EASTER – On this Easter Monday, it is not the time to ignore the chocolate. Because the stimulation of the brain and memory, or even the reduction of the risk of depression, are phenomena that have been proven by scientific studies.
In May 2016, researchers from the universities of Adelaide, Australia, Maine, USA, and the Luxembourg Institute of Health demonstrated in a study published in the journal Appetite that weekly consumption (at least once) of chocolate was associated with better cognitive performance.
Around 1,000 people were questioned in the 1970s about their eating habits and thus their consumption of chocolate. Between 2001 and 2006, the researchers analyzed the data. As a result, those who ate chocolate at least once a week performed better on cognitive tests than the others. Among the intellectual abilities observed, visual memory or reasoning.
For these scientists, it is thanks to the flavonoids present in cocoa that this link between chocolate and cognitive abilities can be explained. These molecules are found in coffee or tea. It is not specified in the study, but the stronger the chocolate in cocoa, the richer it is in this molecule, so dark chocolate should be preferred.
Along the same lines, researchers have specifically looked at the link between chocolate and memory. published in the magazine Nature in 2014, this study shows that here too it is the flavonoids that come into play. Here, one of two groups of participants aged 50 to 69 drank a concentrated flavonoid solution for three months. At the end of the trial period, blood flow increased sharply in a part of the brain linked to memory decline: the dentate gyrus. Which means, for Scott Small, one of the authors of the study, that “if a participant had a memory of a sexagenarian at the beginning of the test, after three months, this same person found a memory of someone older. .between 30 and 40 years”. However, do not rejoice too quickly: the drink ingested by the participants corresponds to the equivalent of four and a half bars of chocolate.
Another study, another positive effect.
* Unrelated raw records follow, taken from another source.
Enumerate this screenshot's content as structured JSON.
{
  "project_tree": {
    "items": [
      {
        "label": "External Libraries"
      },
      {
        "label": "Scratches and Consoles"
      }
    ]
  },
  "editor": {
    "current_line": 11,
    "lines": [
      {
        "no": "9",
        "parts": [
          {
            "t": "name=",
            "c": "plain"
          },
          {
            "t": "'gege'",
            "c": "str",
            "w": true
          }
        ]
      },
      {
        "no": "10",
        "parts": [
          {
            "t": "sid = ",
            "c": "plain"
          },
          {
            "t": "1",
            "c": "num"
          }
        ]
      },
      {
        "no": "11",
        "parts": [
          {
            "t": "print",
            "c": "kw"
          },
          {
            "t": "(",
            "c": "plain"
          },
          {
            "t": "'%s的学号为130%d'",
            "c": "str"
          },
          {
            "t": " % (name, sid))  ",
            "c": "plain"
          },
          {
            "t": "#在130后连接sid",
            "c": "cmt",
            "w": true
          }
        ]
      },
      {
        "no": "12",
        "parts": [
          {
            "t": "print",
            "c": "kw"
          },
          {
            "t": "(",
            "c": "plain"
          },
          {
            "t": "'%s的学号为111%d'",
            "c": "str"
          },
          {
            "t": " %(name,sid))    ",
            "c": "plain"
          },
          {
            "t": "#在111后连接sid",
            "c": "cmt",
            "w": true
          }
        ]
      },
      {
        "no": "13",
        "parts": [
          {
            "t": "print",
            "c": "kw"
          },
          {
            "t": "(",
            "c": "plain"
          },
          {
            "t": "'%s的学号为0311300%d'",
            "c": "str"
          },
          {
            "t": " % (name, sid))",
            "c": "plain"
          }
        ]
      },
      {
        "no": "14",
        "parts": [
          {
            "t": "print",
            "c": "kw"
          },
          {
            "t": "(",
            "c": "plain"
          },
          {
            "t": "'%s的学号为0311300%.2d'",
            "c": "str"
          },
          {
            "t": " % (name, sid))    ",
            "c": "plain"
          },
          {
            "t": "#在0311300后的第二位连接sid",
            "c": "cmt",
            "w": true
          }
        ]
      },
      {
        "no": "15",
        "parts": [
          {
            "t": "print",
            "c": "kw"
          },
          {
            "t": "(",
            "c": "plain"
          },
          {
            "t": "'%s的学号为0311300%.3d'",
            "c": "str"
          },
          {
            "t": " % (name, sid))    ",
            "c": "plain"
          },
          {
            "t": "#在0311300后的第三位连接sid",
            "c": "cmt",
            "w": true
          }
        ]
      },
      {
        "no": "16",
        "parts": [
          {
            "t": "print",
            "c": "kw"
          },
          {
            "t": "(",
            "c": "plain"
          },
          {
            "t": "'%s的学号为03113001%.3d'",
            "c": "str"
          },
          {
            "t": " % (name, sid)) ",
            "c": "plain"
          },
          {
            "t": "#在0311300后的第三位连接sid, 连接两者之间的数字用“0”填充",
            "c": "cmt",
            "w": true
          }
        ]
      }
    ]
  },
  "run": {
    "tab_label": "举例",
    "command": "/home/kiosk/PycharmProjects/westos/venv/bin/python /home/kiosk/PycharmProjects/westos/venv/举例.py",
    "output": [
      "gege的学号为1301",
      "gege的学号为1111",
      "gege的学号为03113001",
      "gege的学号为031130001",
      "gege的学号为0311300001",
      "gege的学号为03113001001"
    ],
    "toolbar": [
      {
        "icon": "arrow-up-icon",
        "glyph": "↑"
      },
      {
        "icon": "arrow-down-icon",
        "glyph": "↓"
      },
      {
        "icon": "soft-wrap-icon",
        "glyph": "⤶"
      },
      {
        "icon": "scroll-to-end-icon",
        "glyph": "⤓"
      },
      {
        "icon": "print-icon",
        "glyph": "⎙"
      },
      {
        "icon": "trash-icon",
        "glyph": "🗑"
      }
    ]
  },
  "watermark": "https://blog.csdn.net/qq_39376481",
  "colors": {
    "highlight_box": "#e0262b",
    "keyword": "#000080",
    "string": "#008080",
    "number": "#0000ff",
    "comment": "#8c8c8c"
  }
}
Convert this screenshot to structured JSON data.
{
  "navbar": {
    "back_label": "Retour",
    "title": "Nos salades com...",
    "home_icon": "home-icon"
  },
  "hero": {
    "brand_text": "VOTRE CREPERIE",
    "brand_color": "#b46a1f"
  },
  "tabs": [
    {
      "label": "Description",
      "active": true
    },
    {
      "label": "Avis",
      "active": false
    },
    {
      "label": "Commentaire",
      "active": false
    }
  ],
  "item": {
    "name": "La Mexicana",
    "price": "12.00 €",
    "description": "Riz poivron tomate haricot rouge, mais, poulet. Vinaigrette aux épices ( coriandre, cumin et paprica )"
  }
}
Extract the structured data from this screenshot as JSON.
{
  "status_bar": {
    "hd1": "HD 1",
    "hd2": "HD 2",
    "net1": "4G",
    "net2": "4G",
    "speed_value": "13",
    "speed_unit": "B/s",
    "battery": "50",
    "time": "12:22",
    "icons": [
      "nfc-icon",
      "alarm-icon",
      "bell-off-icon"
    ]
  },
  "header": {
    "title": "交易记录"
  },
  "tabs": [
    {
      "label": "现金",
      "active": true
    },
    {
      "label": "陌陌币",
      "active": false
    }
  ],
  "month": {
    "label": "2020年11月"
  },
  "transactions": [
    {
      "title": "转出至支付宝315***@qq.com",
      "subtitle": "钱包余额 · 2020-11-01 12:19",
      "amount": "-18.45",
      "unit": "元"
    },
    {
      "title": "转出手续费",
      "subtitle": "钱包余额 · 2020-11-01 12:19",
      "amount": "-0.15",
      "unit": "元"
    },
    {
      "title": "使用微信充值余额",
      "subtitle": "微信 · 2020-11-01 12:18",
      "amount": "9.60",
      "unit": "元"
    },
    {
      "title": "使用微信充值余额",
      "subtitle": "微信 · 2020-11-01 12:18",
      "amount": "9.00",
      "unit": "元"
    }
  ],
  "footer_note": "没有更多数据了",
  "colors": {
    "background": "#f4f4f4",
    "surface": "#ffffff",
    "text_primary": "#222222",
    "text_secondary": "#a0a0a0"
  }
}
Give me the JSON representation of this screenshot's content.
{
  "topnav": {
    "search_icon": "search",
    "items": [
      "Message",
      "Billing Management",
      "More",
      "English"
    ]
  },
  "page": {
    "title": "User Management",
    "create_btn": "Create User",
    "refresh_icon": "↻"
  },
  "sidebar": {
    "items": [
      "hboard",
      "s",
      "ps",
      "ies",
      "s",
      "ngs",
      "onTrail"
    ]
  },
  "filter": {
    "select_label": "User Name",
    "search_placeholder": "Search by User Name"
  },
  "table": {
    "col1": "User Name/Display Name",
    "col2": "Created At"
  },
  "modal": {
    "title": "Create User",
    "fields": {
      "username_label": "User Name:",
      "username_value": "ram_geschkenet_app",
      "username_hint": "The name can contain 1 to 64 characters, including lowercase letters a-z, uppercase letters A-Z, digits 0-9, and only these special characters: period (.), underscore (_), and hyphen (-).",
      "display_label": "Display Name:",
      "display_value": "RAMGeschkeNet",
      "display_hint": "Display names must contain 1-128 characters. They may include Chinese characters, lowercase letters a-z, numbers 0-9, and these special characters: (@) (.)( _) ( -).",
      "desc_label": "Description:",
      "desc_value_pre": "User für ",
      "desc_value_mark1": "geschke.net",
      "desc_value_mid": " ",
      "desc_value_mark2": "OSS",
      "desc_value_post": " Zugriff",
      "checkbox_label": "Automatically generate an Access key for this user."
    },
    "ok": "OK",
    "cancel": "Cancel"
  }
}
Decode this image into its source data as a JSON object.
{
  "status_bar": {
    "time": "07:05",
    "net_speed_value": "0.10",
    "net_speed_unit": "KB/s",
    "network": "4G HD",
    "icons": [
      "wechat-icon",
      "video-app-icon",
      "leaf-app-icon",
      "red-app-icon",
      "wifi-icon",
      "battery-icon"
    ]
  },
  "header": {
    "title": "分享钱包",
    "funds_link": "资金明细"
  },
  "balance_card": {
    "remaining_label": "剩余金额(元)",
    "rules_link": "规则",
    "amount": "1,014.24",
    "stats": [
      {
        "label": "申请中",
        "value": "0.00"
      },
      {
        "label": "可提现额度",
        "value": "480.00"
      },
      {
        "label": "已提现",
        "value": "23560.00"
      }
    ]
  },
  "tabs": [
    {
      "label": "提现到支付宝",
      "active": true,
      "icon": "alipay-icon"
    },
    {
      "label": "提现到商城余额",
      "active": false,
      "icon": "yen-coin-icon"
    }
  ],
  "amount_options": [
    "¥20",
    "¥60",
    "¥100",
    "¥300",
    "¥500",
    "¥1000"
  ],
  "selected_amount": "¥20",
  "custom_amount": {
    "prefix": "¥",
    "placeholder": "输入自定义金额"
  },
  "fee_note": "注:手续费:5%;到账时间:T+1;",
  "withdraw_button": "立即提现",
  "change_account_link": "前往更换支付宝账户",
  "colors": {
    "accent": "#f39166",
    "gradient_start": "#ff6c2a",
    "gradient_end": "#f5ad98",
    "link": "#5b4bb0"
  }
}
Published in August 2019 in the magazine Depression and anxiety, this shows that the risk of depression is reduced with the consumption of dark chocolate. Canadian and British scientists at University College London analyzed the chocolate consumption of more than 13,000 Americans. Their conclusion is that people who regularly ate dark chocolate were 70% less likely to be affected by depression. Other factors, such as smoking, physical activity, weight, etc., were taken into account to ensure that they did not impact depressive symptoms.
However, more studies will be needed to confirm this link. As the lead author of this study points out, Sarah Jackson“It could be that depression makes people lose interest in chocolate, or that other factors make people less likely to eat dark chocolate and be depressed.”
The benefits of chocolate are not limited to the brain. Some researchers have shown, for example, a correlation between its consumption and the reduction of cardiovascular diseases. The study, published in the journal Heart (BJM) in 2018. After observing the consumption of chocolate by 25,000 English people, the researchers observed a relationship between it and a lower incidence of cardiovascular disease. But, because there is often a but, it is only a correlation and not a causal link. Other factors such as age or sports practice could explain this lower propensity to develop cardiovascular disease, as highlighted Science and Future.
Lastly, be careful. If chocolate has virtues, it should not be abused. In addition to cocoa, we must not forget that chocolate is a sweet product. As such, it can be enjoyed, but in moderation.